US expresses 'horror' after mass graves found in areas retaken from Haftar

US diplomat says reports of mass graves in Libyan city of Tarhuna, recently held by Khalifa Haftar's forces, are 'truly disturbing'

The United States has expressed "horror" after at least eight mass graves were discovered in northwestern Libya, territory previously held by forces loyal to renegade militia commander Khalifa Haftar.

The United Nations Support Mission in Libya (UNSMIL) condemned the discovery on Thursday, calling for a "prompt, effective and transparent" probe into the killings.

The US Embassy in Libya echoed the mission's call for an investigation, saying on Twitter that it "shares UNSMIL's horror and supports immediate efforts by Libyan authorities and international bodies to investigate these intolerable abuses and bring perpetrators to justice".

Earlier this month, forces loyal to the internationally recognised Government of National Accord (GNA) recaptured Tarhuna, Haftar's last stronghold in western Libya.

The city had served as a launchpad for the unsuccessful attempt of Haftar's self-styled Libyan National Army (LNA) to capture the capital. 

The GNA's advance came as the LNA and allied Russian mercenaries retreated south and east as their 14-month Tripoli offensive fell apart.

In Twitter and Facebook posts on Wednesday, the military wing of the GNA posted images and videos of a purported mass grave, which it said included the handcuffed body of a 12-year-old girl. 

On Thursday, David Schenker, US assistant secretary of state for near eastern affairs, called the reports "truly disturbing".

Egypt initiative

While pushing to capture Tripoli, Haftar announced late in April that he was abandoning a 2015 UN-sponsored agreement that produced the national unity government of the GNA.

The United Arab Emirates-backed militia leader also claimed that he had the "people's will and mandate" to govern the country - a move that was denounced as a coup attempt by the GNA.

Egypt, which also backs Haftar, proposed a truce in Libya last week in an initiative that also called for an elected leadership council.

Turkey tests military flights to Libya amid reports of establishing bases
Read More »

Still, the GNA and its supporters in Turkey were quick to dismiss the proposal as an effort to mitigate the LNA's military setbacks.

"The ceasefire effort in Cairo was stillborn.
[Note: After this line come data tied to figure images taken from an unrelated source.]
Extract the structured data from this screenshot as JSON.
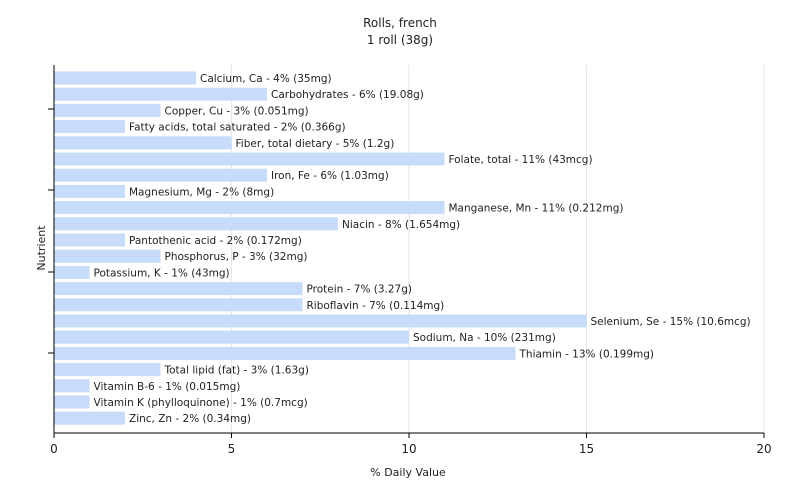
{
  "chart_data": {
    "type": "bar",
    "orientation": "horizontal",
    "title": "Rolls, french",
    "subtitle": "1 roll (38g)",
    "xlabel": "% Daily Value",
    "ylabel": "Nutrient",
    "xlim": [
      0,
      20
    ],
    "xticks": [
      0,
      5,
      10,
      15,
      20
    ],
    "grid": "vertical",
    "bar_color": "#c6dcfa",
    "categories": [
      "Calcium, Ca",
      "Carbohydrates",
      "Copper, Cu",
      "Fatty acids, total saturated",
      "Fiber, total dietary",
      "Folate, total",
      "Iron, Fe",
      "Magnesium, Mg",
      "Manganese, Mn",
      "Niacin",
      "Pantothenic acid",
      "Phosphorus, P",
      "Potassium, K",
      "Protein",
      "Riboflavin",
      "Selenium, Se",
      "Sodium, Na",
      "Thiamin",
      "Total lipid (fat)",
      "Vitamin B-6",
      "Vitamin K (phylloquinone)",
      "Zinc, Zn"
    ],
    "values": [
      4,
      6,
      3,
      2,
      5,
      11,
      6,
      2,
      11,
      8,
      2,
      3,
      1,
      7,
      7,
      15,
      10,
      13,
      3,
      1,
      1,
      2
    ],
    "labels": [
      "Calcium, Ca - 4% (35mg)",
      "Carbohydrates - 6% (19.08g)",
      "Copper, Cu - 3% (0.051mg)",
      "Fatty acids, total saturated - 2% (0.366g)",
      "Fiber, total dietary - 5% (1.2g)",
      "Folate, total - 11% (43mcg)",
      "Iron, Fe - 6% (1.03mg)",
      "Magnesium, Mg - 2% (8mg)",
      "Manganese, Mn - 11% (0.212mg)",
      "Niacin - 8% (1.654mg)",
      "Pantothenic acid - 2% (0.172mg)",
      "Phosphorus, P - 3% (32mg)",
      "Potassium, K - 1% (43mg)",
      "Protein - 7% (3.27g)",
      "Riboflavin - 7% (0.114mg)",
      "Selenium, Se - 15% (10.6mcg)",
      "Sodium, Na - 10% (231mg)",
      "Thiamin - 13% (0.199mg)",
      "Total lipid (fat) - 3% (1.63g)",
      "Vitamin B-6 - 1% (0.015mg)",
      "Vitamin K (phylloquinone) - 1% (0.7mcg)",
      "Zinc, Zn - 2% (0.34mg)"
    ]
  }
}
If a ceasefire is to be signed, it should be done at a platform that brings everyone together," Mevlut Cavusoglu, Turkey's foreign minister, said on Wednesday. "The ceasefire call to save Haftar does not seem sincere or believable to us."

Turkey has deployed drones and Syrian opposition forces to fight alongside the GNA in Libya.

US backs UN process

On Thursday, Washington also voiced scepticism at the Egyptian initiative, calling it "helpful" but stressing that it did not replace the UN-backed process, which include German efforts to end the violence.

"That said, we think that the UN process, the UN-led process, and the Berlin process are really the frameworks and most productive frameworks for everybody to engage in negotiations and to make progress on ceasefire and negotiation - consolidation of that," Schenker told reporters.

"So I think there were some departures from that within the Egyptian initiative, but we still welcome the productive parts of that."

Although the US officially backs the GNA, Tripoli has accused western powers of covertly backing Haftar.

Last year, after US President Donald Trump spoke on the phone with Haftar, the White House said in a statement that Trump "recognised Field Marshal Haftar's significant role in fighting terrorism and securing Libya's oil resources".